Not routinely recommended (insufficient evidence per ESHRE 2023):

  • Thrombophilia screen beyond APS
  • Natural killer cell testing
  • HLA typing
  • Routine sperm DNA fragmentation (though may be considered in unexplained RPL)

Treatment Options

CauseTreatmentEvidence Level
Uterine septumHysteroscopic resectionHigh
APSAspirin + LMWH (from positive pregnancy test)High
Thyroid diseaseLevothyroxine (keep TSH <2.5)High
Progesterone supportVaginal progesterone 400mg BD in early pregnancyModerate (PROMISE trial)
Parental translocationIVF + PGT-SR (structural rearrangement testing)Moderate
Embryonic aneuploidy (advanced maternal age)IVF + PGT-AModerate
Unexplained RPLSupportive care + progesteroneModerate

Reference: ASRM Practice Committee — Evaluation and Treatment of Recurrent Pregnancy Loss, 2020. ESHRE Guideline: Recurrent Pregnancy Loss, 2023. PROMISE Trial — Progesterone in Unexplained Recurrent Miscarriage.

recurrent miscarriage RPL recurrent pregnancy loss miscarriage causes PGT-A miscarriage

Frequently Asked Questions

How many miscarriages before it is considered recurrent?

ASRM 2020 defines recurrent pregnancy loss (RPL) as two or more pregnancy losses. ESHRE 2023 uses the same threshold. Investigation is recommended after 2 losses (not 3, as was historically the case) because waiting for a third loss is unnecessary suffering and delays identifying treatable causes.

What tests should be done after recurrent miscarriage?

Essential investigations include: chromosomal karyotype for both partners; antiphospholipid antibodies (twice, 12 weeks apart); thyroid function (TSH, T4); uterine cavity assessment (hysteroscopy or saline infusion sonography). If miscarriage tissue is available, chromosomal analysis of the products of conception is very informative. These tests identify a cause in approximately 50% of RPL cases.
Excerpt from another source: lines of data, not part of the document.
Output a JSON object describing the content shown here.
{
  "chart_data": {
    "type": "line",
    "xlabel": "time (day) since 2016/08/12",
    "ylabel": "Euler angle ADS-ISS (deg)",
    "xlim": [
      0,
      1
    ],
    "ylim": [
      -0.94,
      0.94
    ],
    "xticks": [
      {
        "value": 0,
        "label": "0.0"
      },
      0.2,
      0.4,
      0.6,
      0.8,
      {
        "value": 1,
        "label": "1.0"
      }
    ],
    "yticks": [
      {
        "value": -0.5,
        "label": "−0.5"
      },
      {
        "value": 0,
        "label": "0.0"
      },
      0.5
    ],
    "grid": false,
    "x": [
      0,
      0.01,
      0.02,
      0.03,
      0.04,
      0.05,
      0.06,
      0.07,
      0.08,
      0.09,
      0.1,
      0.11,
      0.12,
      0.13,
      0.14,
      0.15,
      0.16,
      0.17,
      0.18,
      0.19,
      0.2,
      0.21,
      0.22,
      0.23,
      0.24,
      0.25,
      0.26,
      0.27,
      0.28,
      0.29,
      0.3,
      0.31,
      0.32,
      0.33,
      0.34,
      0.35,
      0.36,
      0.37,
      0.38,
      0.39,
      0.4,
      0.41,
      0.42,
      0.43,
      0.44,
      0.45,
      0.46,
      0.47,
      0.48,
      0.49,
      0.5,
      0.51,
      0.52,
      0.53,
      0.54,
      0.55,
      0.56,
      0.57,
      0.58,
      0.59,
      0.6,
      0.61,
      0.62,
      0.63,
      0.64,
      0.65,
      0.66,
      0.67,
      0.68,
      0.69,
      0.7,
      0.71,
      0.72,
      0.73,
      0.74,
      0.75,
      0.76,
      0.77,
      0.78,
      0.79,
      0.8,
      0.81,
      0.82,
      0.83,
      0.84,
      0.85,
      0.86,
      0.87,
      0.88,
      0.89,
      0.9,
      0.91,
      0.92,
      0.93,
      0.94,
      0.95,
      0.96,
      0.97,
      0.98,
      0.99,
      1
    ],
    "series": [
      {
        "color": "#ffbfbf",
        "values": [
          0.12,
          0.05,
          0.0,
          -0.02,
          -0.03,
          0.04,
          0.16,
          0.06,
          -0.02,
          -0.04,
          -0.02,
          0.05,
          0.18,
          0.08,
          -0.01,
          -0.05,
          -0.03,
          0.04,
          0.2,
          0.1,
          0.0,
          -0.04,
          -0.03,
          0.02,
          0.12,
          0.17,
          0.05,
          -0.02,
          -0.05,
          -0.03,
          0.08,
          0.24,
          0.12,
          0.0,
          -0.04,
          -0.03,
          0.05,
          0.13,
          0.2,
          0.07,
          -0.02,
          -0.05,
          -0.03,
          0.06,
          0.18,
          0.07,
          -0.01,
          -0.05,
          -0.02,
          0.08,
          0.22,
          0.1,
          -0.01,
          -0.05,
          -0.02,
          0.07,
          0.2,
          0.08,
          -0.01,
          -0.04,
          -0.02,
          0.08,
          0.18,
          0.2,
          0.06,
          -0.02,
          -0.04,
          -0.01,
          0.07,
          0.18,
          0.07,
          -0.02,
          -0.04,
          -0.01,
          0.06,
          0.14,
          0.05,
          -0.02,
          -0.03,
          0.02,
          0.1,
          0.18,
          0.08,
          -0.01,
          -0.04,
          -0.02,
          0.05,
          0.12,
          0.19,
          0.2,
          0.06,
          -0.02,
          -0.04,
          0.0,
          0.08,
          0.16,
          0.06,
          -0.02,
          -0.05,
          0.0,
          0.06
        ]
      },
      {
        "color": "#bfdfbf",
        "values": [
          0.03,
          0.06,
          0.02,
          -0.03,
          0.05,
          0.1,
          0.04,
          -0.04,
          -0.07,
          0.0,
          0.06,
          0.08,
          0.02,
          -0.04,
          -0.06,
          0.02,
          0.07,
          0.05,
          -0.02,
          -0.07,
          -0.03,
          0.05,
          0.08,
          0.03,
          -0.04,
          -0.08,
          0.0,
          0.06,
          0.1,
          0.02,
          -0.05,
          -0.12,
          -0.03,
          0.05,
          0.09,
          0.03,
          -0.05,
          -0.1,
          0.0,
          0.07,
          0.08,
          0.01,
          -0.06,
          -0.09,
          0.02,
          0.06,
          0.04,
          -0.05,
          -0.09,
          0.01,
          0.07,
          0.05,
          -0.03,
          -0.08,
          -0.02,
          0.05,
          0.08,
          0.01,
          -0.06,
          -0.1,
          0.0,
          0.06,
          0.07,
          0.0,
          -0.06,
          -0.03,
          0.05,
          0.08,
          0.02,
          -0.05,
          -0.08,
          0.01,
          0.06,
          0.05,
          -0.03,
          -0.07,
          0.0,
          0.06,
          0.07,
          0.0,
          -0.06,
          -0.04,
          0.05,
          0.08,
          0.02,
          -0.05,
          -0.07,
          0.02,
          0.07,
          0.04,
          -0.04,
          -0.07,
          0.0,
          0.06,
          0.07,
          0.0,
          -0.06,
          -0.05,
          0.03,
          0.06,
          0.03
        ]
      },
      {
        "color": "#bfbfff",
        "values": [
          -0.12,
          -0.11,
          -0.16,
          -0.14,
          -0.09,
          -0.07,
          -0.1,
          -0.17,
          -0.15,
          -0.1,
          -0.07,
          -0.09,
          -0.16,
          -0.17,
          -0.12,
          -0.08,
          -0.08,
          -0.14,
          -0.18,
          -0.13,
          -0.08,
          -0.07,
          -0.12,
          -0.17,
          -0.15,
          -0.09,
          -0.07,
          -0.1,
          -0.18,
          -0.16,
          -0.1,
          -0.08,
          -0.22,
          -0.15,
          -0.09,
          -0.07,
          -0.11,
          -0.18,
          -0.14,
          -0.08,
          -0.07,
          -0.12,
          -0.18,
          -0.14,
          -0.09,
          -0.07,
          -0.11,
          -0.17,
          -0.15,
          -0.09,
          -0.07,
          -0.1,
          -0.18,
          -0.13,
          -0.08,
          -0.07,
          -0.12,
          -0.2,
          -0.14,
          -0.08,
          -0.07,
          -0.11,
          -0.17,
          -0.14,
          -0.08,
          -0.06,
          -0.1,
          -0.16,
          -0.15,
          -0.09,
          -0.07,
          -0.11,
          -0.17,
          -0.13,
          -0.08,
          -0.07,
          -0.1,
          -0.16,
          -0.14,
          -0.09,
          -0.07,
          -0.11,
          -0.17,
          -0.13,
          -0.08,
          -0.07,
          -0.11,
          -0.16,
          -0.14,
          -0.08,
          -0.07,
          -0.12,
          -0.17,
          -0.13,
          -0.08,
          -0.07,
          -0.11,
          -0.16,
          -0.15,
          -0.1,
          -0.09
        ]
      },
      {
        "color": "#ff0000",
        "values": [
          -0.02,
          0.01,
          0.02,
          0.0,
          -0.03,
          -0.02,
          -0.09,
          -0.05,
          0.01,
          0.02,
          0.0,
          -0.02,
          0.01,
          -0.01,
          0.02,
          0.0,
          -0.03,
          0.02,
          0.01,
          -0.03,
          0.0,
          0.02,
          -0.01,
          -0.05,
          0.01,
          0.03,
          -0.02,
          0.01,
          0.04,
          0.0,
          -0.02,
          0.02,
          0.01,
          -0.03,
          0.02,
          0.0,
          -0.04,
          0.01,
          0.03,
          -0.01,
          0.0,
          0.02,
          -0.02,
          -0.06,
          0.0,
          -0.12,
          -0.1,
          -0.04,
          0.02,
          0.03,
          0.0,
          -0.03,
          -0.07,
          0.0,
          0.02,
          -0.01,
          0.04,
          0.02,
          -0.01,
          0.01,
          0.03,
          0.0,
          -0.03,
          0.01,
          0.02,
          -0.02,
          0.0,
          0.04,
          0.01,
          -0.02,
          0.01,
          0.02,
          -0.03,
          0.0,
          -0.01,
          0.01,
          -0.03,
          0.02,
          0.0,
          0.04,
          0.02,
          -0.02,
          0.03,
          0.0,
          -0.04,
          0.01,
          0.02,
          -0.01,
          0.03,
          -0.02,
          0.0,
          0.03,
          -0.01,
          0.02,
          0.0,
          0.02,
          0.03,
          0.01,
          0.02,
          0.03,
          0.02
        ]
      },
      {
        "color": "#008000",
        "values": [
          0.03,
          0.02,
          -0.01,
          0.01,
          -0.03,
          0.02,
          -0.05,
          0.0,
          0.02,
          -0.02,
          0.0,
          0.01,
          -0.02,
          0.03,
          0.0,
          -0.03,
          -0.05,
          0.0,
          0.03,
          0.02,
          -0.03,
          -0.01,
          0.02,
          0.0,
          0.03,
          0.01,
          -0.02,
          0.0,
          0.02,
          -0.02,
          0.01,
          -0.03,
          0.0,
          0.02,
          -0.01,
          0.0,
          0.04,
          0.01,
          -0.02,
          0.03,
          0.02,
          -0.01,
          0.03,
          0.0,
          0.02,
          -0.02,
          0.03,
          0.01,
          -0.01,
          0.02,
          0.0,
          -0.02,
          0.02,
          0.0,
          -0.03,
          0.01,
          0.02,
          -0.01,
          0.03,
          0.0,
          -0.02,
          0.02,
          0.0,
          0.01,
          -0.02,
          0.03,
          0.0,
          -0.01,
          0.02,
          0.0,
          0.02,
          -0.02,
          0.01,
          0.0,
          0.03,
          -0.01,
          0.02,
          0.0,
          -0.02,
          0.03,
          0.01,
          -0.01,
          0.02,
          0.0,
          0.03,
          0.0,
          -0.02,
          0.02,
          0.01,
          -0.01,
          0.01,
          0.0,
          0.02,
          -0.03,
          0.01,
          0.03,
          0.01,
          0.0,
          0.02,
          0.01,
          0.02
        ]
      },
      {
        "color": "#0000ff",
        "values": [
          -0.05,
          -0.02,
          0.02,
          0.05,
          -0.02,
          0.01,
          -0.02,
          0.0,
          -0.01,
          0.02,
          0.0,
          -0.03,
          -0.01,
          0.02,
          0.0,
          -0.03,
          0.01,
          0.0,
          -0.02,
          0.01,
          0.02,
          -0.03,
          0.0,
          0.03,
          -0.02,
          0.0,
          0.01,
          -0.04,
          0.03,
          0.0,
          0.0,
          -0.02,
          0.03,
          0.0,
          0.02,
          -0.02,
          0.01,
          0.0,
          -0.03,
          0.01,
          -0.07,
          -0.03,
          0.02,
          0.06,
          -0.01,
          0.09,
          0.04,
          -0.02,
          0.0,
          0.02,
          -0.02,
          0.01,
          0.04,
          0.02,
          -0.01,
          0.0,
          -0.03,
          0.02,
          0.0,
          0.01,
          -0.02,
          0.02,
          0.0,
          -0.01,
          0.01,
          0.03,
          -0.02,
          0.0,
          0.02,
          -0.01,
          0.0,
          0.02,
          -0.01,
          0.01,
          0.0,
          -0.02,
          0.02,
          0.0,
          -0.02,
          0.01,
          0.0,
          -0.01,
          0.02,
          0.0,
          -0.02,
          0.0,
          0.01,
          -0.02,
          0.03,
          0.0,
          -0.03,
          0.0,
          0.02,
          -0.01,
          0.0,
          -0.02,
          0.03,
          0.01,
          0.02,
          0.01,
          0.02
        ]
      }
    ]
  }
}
Can progesterone prevent miscarriage?

Progesterone support in early pregnancy reduces miscarriage risk in women with previous pregnancy losses. The PROMISE trial showed vaginal progesterone (400mg twice daily from positive pregnancy test) significantly improved live birth rates in women with unexplained RPL and bleeding in early pregnancy. ESHRE 2023 recommends progesterone supplementation in early pregnancy for women with unexplained RPL.

Does PGT-A (embryo genetic testing) help with recurrent miscarriage?

PGT-A (preimplantation genetic testing for aneuploidy) identifies chromosomally normal embryos before transfer, reducing the miscarriage rate per transfer significantly. It is most beneficial for women over 37 with RPL or those where aneuploidy is the suspected cause. It does not improve live birth rates over time for younger women with unexplained RPL where embryos are mostly normal.

Medical Disclaimer: This content is for educational purposes only. It is reviewed against ASRM, ESHRE, and ACOG clinical guidelines but does not constitute medical advice. Always consult a qualified reproductive endocrinologist for personalised guidance.